Lei ha contribuito a recuperare quest’eredità con un’opera affascinante come Il mistero dei testi delle piramidi, in cui l’elemento narrativo viene quasi fagocitato da meditazioni filosofiche e da una lettura evocativa dei simboli del passato. Ci vuole spiegare perché, come recita una frase spesso citata, sia quei testi che le piramidi sono «troppo meravigliosi per essere ignorati e troppo misteriosi per essere compresi»?
Le piramidi non sono semplici edifici, per quanto architettonicamente mirabili, ma vere e proprie riflessioni filosofiche, che nel modo stesso in cui sono state progettate manifestano uno straordinario parallelismo con il sufismo e con il carattere contingente dell’esistenza umana: all’inizio (la base), abbiamo a disposizione molto tempo, un tempo che progressivamente si assottiglia fino ad arrivare al momento in cui termina, e con esso ogni cosa. Si tratta però di una fine che coincide con un nuovo inizio, che non può essere visto con gli occhi ma eventualmente percepito in altri modi.

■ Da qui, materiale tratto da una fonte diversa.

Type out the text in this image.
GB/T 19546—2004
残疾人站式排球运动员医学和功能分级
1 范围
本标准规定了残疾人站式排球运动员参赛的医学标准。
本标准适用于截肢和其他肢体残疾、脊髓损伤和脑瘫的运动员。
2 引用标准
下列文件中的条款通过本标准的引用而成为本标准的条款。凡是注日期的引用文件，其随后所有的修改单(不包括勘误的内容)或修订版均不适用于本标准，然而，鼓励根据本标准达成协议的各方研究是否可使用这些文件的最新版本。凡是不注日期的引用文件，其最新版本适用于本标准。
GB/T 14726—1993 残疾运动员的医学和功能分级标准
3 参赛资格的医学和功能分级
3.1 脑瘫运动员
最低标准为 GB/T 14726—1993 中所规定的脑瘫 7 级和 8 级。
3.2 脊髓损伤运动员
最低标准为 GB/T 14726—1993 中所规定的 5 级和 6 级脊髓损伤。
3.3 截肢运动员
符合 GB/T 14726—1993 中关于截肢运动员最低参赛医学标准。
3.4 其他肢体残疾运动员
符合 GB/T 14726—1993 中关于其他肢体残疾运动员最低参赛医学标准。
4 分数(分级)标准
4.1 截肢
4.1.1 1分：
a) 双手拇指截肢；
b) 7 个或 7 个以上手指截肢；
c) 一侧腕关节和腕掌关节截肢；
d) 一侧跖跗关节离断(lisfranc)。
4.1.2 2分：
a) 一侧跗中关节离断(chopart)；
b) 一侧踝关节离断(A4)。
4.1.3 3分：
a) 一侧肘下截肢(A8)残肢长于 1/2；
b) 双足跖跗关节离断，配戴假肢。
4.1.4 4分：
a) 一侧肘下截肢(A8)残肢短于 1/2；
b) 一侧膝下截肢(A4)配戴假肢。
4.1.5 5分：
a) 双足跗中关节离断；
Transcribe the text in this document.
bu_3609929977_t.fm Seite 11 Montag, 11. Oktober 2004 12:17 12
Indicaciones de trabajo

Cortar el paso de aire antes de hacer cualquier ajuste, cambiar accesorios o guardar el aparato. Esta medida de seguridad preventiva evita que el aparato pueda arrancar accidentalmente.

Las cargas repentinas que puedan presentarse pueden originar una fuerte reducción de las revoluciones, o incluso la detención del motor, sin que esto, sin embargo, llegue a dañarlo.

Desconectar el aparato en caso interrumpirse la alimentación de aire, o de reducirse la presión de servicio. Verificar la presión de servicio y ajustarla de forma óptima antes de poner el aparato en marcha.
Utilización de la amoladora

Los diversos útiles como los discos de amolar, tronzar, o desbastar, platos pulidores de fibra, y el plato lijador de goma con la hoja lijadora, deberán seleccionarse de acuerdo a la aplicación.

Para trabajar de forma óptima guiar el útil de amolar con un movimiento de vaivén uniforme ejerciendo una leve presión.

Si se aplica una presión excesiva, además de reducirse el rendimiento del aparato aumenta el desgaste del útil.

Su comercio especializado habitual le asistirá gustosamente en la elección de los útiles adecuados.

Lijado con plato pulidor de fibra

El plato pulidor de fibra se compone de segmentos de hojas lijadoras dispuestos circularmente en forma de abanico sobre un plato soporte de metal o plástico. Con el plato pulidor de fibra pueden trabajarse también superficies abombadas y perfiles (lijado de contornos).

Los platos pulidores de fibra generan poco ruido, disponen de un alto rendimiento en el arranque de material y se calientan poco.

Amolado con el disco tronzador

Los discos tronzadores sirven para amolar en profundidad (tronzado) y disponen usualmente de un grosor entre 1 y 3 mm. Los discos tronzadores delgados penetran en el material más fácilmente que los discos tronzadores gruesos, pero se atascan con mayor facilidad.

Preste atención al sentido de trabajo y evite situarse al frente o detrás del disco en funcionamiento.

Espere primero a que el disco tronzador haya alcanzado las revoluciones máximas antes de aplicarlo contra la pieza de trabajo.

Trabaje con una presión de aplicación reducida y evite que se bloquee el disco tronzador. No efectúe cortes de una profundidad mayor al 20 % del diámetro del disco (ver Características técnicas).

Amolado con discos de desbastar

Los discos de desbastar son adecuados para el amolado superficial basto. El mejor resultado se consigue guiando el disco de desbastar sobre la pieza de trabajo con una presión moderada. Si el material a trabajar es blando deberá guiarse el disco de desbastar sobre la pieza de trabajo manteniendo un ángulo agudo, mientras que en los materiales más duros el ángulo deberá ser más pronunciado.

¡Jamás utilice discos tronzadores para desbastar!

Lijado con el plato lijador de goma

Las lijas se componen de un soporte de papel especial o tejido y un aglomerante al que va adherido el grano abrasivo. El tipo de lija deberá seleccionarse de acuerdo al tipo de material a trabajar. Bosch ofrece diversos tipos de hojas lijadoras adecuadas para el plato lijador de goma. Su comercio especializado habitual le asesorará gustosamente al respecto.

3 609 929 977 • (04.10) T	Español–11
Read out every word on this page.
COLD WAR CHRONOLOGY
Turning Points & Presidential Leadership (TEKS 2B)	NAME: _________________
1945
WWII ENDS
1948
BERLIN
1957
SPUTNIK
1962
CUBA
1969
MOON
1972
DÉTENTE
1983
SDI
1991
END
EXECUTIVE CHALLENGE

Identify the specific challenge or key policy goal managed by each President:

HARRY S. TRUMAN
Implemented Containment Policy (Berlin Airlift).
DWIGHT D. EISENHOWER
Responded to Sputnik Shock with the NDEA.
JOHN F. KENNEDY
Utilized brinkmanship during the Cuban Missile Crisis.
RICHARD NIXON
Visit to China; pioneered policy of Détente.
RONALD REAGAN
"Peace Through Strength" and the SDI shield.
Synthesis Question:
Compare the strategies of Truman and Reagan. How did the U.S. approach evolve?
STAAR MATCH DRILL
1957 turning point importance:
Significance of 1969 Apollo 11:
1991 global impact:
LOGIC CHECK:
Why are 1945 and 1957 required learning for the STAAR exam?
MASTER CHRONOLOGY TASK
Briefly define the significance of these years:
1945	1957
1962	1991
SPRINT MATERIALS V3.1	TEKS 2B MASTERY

Ricordo ancora la sensazione provata alcuni anni fa, quando per la realizzazione di un numero speciale di “Akhbar al-Adab” abbiamo ottenuto il permesso di dormire all’interno delle piramidi. Io ho dormito in un sarcofago senza luce, immerso in un buio profondo, talmente profondo che ha finito per aver il sopravvento sul mio corpo, che è diventato parte del buio, e dunque delle piramidi.
A proposito di “Akhbar al-Adab”: sin dalla fondazione, nel 1993, lei è direttore di questo settimanale distribuito in tutto il mondo arabo, considerato da molti come la più importante rivista culturale dell’area. Ci vuole spiegare quali sono i criteri con cui gestisce il giornale?
In quanto scrittore sono parte della vita culturale del mio paese, e sin dall’inizio della mia attività editoriale ho avuto l’ambizione di fare un giornale che si presentasse come uno strumento di alta qualità non solo nel campo letterario, ma in quello culturale nel suo complesso. Il primo dei principi che ci ispirano è la difesa della libertà: contro il fondamentalismo religioso, che ci ha causato diversi problemi, e contro il governo, che continua a voler imporre la censura e con il quale non smettiamo mai di confrontarci aspramente. L’altro principio invece è quello della sperimentazione e dell’apertura verso l’esterno: nel 1993, quando abbiamo cominciato le pubblicazioni, tra la cultura egiziana e quella araba si può dire che non ci fosse alcun contatto.
Oggi invece il nostro giornale rappresenta un vero e proprio ponte culturale. In tutto il mondo arabo non esiste niente di simile. Neanche nei paesi economicamente più ricchi, che d’altra parte sono anche quelli più restii a promuovere lo sviluppo culturale. Basta pensare all’Arabia Saudita, che, tra l’altro, ancora una volta ha deciso di bandire il nostro giornale, nonostante nel paese ci siano timidi segnali di un risveglio culturale. Da parte nostra, continuiamo a ospitare giovani scrittori e a raccontare ai nostri lettori i movimenti culturali più significativi del nostro tempo. Senza dimenticare le migliori tradizioni letterarie.